Marvel's Daredevil

Everything About Fiction You Never Wanted to Know.

Marvel's Daredevil is a 2015 Netflix exclusive series starring Daredevil set in the Marvel Cinematic Universe. After an excellent reception it was greenlit for a second season, which premiered in March 2016.

Season 1 opens with Nelson and Murdock taking the case of Karen Page, a secretary accessed of murder after being found covered in blood standing over a dead body while clutching a knife, after being alerted by Nelson's childhood friend cop that she is a potential case for Nelson and Murdock. Sensing a Revealing Coverup Murdock decides that their new firm take the case (over Nelson's objections that Page can't afford to pay them). Murdock is correct and the three find themselves deep in a plot by organized crime.

Tropes used in Marvel's Daredevil include:
  • Ascended Extra: Brett Mahoney, who was a very minor character who made only two real appearances in the comic book.
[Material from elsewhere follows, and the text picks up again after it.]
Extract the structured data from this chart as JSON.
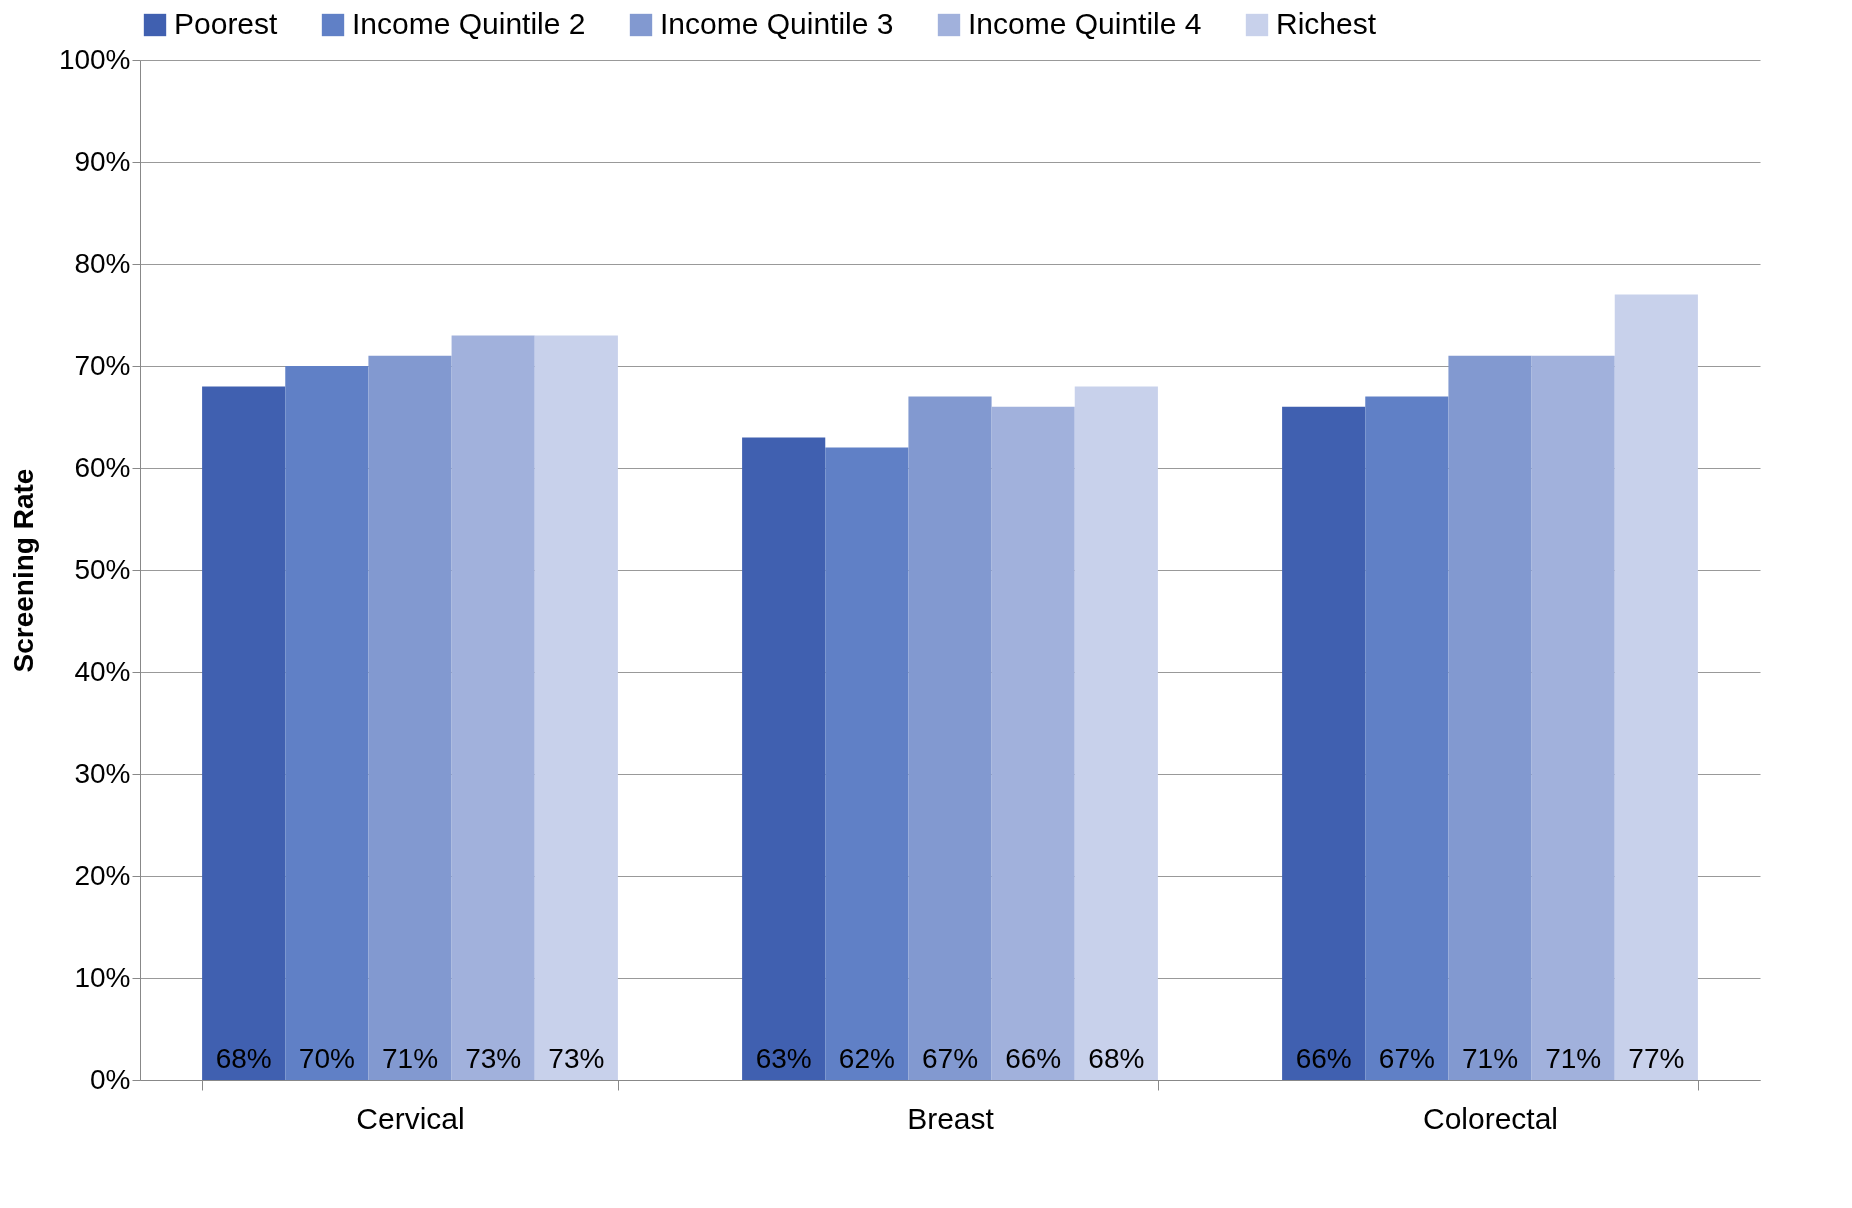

Here he's an important contact for both Foggy and Daredevil and benefits greatly from it.
  • Almost-Dead Guy: In season 2 a nameless criminal left impaled on a meat hook lives long enough to tell Daredevil the massacre was done by one man.
  • Always Murder: Unusually for a rookie firm, Nelson and Murdock take nothing but murder cases and do rather well despite their inexperience.
  • Confessional: A recurring scene from the catholic Murdock.
  • Disability Superpower
  • Friends Rent Control: Justified for Murdock's apartment: there's a massive neon billboard right outside the window which deterred any renters but Murdock, who being blind is not bothered by it. And while the apartment is big, it's very spartan as the blind man doesn't care much for visual aesthetics.
  • Friend on the Force: Brett Mahoney is a childhood friend of Foggy's who Matt, as Daredevil, gives information to carry out busts because he's the only NYPD officer he's reasonably sure isn't corrupt. This earns him rapid promotion from a desk job to detective by the end of season 2. This is a big promotion from his comic's counterpart, who was a supporting character in a single arc that wasn't even Daredevil-related and made one cameo after that.
  • Gory Discretion Shot: Several parts of fight scenes are off-screen, with auditory cues (which indicate far more violent things than shown on screen) plus stuff and bodies flying into the camera's view to give ideas of what is happening.
    • In Season 2 The Punisher buys a stolen police radio from a shady pawnshop. Just as he's about to leave, surprisingly without violence, after making his purchase, the guy tries to sell him child porn: cue Frank picking up a bat and approaching him before a screen transition.
  • Good Lawyers, Good Clients: Matt Murdock wants to be this, but Foggy Nelson correctly asserts that innocent until proven guilty renders this ethically wrong on top of being completely unworkable from a financial prospective.
  • Generic Ethnic Crime Gang: A dream team of them in season 1:
  • Multinational Team: Russians, Yakuza, Triad and more seemingly enemy criminal groups have allied for Kingpin's plans.
  • Not Wearing Tights: Most of the first season has Murdock fight crime in a hat pulled over his eyes while the nearest thing to a superhero name he has is the newspaper given nickname "The Devil of Hell's Kitchen". Averted at the end, as acquiring his iconic (here armored) costume is an Eleventh-Hour Superpower for the final fight and he gives his name as Dardevil when he finally stops in front of a non-criminal, non-victim long enough to give it.
  • The Oner: The first two hallway fights are cleverly edited to appear as if they were but there in fact some hidden cuts. The hallway fight in season 3 however is a genuine single shot, with Charlie Cox and stunt-double Chris Brewster pulling off a switch in the scene.
  • Race Lift: Ben Urich. Weird as in the comics Ben is Those Two Guys with Robbie Robertson, who was always black and and the character here is closer to Robertson than Ulrich.
    • Elektra is Asian instead of Greek in season 2. The not being Greek part was presumably mandated by the Greek bankruptcy during production.
    • Blake Tower is black in season 2. Unusually the black version has gotten more screen time than the original did for decades despite an adaption demotion to ADA.
  • Revealing Coverup: A guard is blackmailed into trying to murder Page, which is suspicious enough the police just go along with Nelson and Murdock's demands they release her.
  • You Have 48 Hours: The holding limit version is invoked by Nelson and Murdock as why they need to release Page at the start.